Выступая с речью при своем избрании главой Думы в 1910 году, Гучков среди прочего сказал: «Мы часто жалуемся на внешние препятствия, тормозящие нашу работу. Мы не должны закрывать на них глаза: с ними придется нам считаться, а может быть, придется и сосчитаться». «Программа» была уже сформулирована: надо было претворять ее в жизнь и свести счеты со всеми «неугодными».
«Убежденный монархист» почти десять лет вел скандальную кампанию «разоблачения» власти, начав ее еще тогда, когда имени Распутина никто и не слышал.
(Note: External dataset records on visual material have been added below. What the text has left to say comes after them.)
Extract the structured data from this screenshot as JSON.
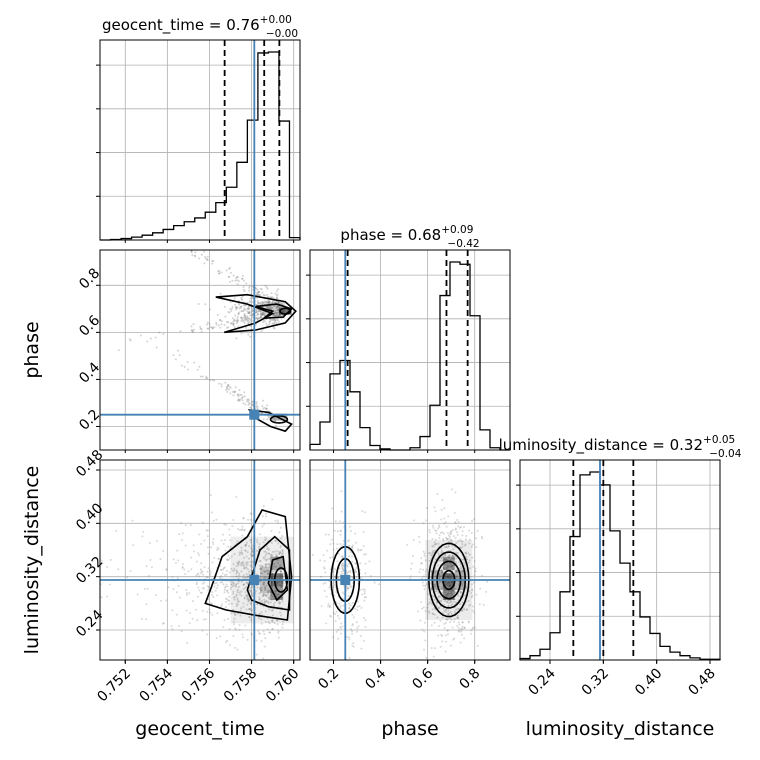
{
  "chart_data": {
    "type": "corner",
    "parameters": [
      "geocent_time",
      "phase",
      "luminosity_distance"
    ],
    "truths": {
      "geocent_time": 0.75813,
      "phase": 0.25,
      "luminosity_distance": 0.315
    },
    "colors": {
      "truth": "#4682b4",
      "hist": "#000000",
      "grid": "#b0b0b0",
      "samples": "#808080"
    },
    "grid": true,
    "titles": {
      "geocent_time": {
        "prefix": "geocent_time = 0.76",
        "plus": "+0.00",
        "minus": "−0.00"
      },
      "phase": {
        "prefix": "phase = 0.68",
        "plus": "+0.09",
        "minus": "−0.42"
      },
      "luminosity_distance": {
        "prefix": "luminosity_distance = 0.32",
        "plus": "+0.05",
        "minus": "−0.04"
      }
    },
    "axes_labels": {
      "x": [
        "geocent_time",
        "phase",
        "luminosity_distance"
      ],
      "y": [
        "phase",
        "luminosity_distance"
      ]
    },
    "ranges": {
      "geocent_time": [
        0.7508,
        0.7603
      ],
      "phase": [
        0.1,
        0.95
      ],
      "luminosity_distance": [
        0.195,
        0.495
      ]
    },
    "ticks": {
      "geocent_time": [
        0.752,
        0.754,
        0.756,
        0.758,
        0.76
      ],
      "phase": [
        0.2,
        0.4,
        0.6,
        0.8
      ],
      "phase_x": [
        0.2,
        0.4,
        0.6,
        0.8
      ],
      "luminosity_distance": [
        0.24,
        0.32,
        0.4,
        0.48
      ]
    },
    "tick_labels": {
      "geocent_time": [
        "0.752",
        "0.754",
        "0.756",
        "0.758",
        "0.760"
      ],
      "phase": [
        "0.2",
        "0.4",
        "0.6",
        "0.8"
      ],
      "luminosity_distance": [
        "0.24",
        "0.32",
        "0.40",
        "0.48"
      ]
    },
    "quantiles": {
      "geocent_time": [
        0.75672,
        0.7586,
        0.75932
      ],
      "phase": [
        0.26,
        0.68,
        0.77
      ],
      "luminosity_distance": [
        0.275,
        0.32,
        0.365
      ]
    },
    "histograms": {
      "geocent_time": {
        "edges": [
          0.7508,
          0.7513,
          0.7518,
          0.7523,
          0.7528,
          0.7533,
          0.7538,
          0.7543,
          0.7548,
          0.7553,
          0.7558,
          0.7563,
          0.7568,
          0.7573,
          0.7578,
          0.7583,
          0.7588,
          0.7593,
          0.7598,
          0.7603
        ],
        "counts": [
          0,
          1,
          3,
          6,
          10,
          15,
          22,
          30,
          38,
          46,
          58,
          78,
          110,
          162,
          250,
          390,
          392,
          248,
          5
        ]
      },
      "phase": {
        "edges": [
          0.1,
          0.1425,
          0.185,
          0.2275,
          0.27,
          0.3125,
          0.355,
          0.3975,
          0.44,
          0.4825,
          0.525,
          0.5675,
          0.61,
          0.6525,
          0.695,
          0.7375,
          0.78,
          0.8225,
          0.865,
          0.9075,
          0.95
        ],
        "counts": [
          5,
          25,
          68,
          80,
          52,
          20,
          4,
          1,
          0,
          0,
          2,
          12,
          40,
          138,
          168,
          166,
          120,
          18,
          2,
          0
        ]
      },
      "luminosity_distance": {
        "edges": [
          0.195,
          0.21,
          0.225,
          0.24,
          0.255,
          0.27,
          0.285,
          0.3,
          0.315,
          0.33,
          0.345,
          0.36,
          0.375,
          0.39,
          0.405,
          0.42,
          0.435,
          0.45,
          0.465,
          0.48,
          0.495
        ],
        "counts": [
          2,
          6,
          15,
          38,
          95,
          172,
          258,
          262,
          244,
          180,
          135,
          95,
          60,
          37,
          19,
          11,
          6,
          3,
          1,
          1
        ]
      }
    }
  }
}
В этой «праведной борьбе» Гучкову все средства представлялись допустимыми. Начав с малых выпадов, купеческий сын постепенно превратился в одного из самых непримиримых критиков не только политики правительства, но и самого Николая II и Его семейной жизни, став личным врагом Царя и Царицы.
В одном из писем супругу Александра Фёдоровна не сдержала эмоций и воскликнула: «Ах, если б только можно было повесить Гучкова!». Много позже на вопрос одного из своих собеседников-эмигрантов, почему убитая Царица так люто ненавидела его, Гучков ответил, что не знает. Но объяснение существует.
У Александры Фёдоровны было много недоброжелателей и хулителей, но, пожалуй, с особой страстностью Она ненавидела именно лидера октябристов. Это чувство было вызвано не только тем, что Гучков первым публично, с трибуны Государственной думы огласил наличие «связи» между Распутиным и Царской Семьей.
Существовала еще одна важная причина ненависти: именно Гучкова считали человеком, который тиражировал апокрифические письма Царицы Распутину, письма, которые смертельно оскорбляли уже не только Царицу, но и Ее женскую честь. На такое, как не сомневалась Александра Фёдоровна, был способен лишь отъявленный мерзавец.
Знал эту причину Гучков или нет — неизвестно, но одно достоверно с абсолютной несомненностью: нигде и никогда по поводу своей причастности к тиражированию писем Императрицы к «дорогому Григорию» Гучков не проронил ни звука. Этот грязный сюжет затемнял светлый «рыцарский образ» нашего героя и навсегда «выпал» из его памяти.
«Урожденный текстильщик» полагал, что публичная борьба с «камарильей» и «распутинской шайкой» есть его «долг перед Россией и народом». Об этом своем «долге» он и поведал всему миру с трибуны Государственной думы в начале 1912 года. Давая свои показания летом 1917 года приснопамятной ЧСК, экс-председатель и экс-министр не обошел стороной тот давний эпизод, составивший «славу» его политической карьеры.
«Я внёс в Думе запрос о Распутине и деятельности тёмных сил, после чего мне один из министров передавал, как Высочайше заявлено ему было, что „Гучкова мало повесить“. Я тогда на это ответил, что моя жизнь принадлежит моему Государю, но моя совесть Ему не принадлежит, и что я буду продолжать бороться».
Какая патетика, какое самообладание, какое самопожертвование! Всё было бы именно так, если бы так и выглядело в действительности. На самом же деле всё обстояло совершенно иначе. Никакого «высочайшего повеления», процитированного выше, не только не было, но и не могло быть. Никогда ничего подобного из уст Монарха не звучало. Александра же Фёдоровна «высочайших повелений» отдавать вообще не могла и не отдавала, да и с министрами подобного рода бесед никогда не вела.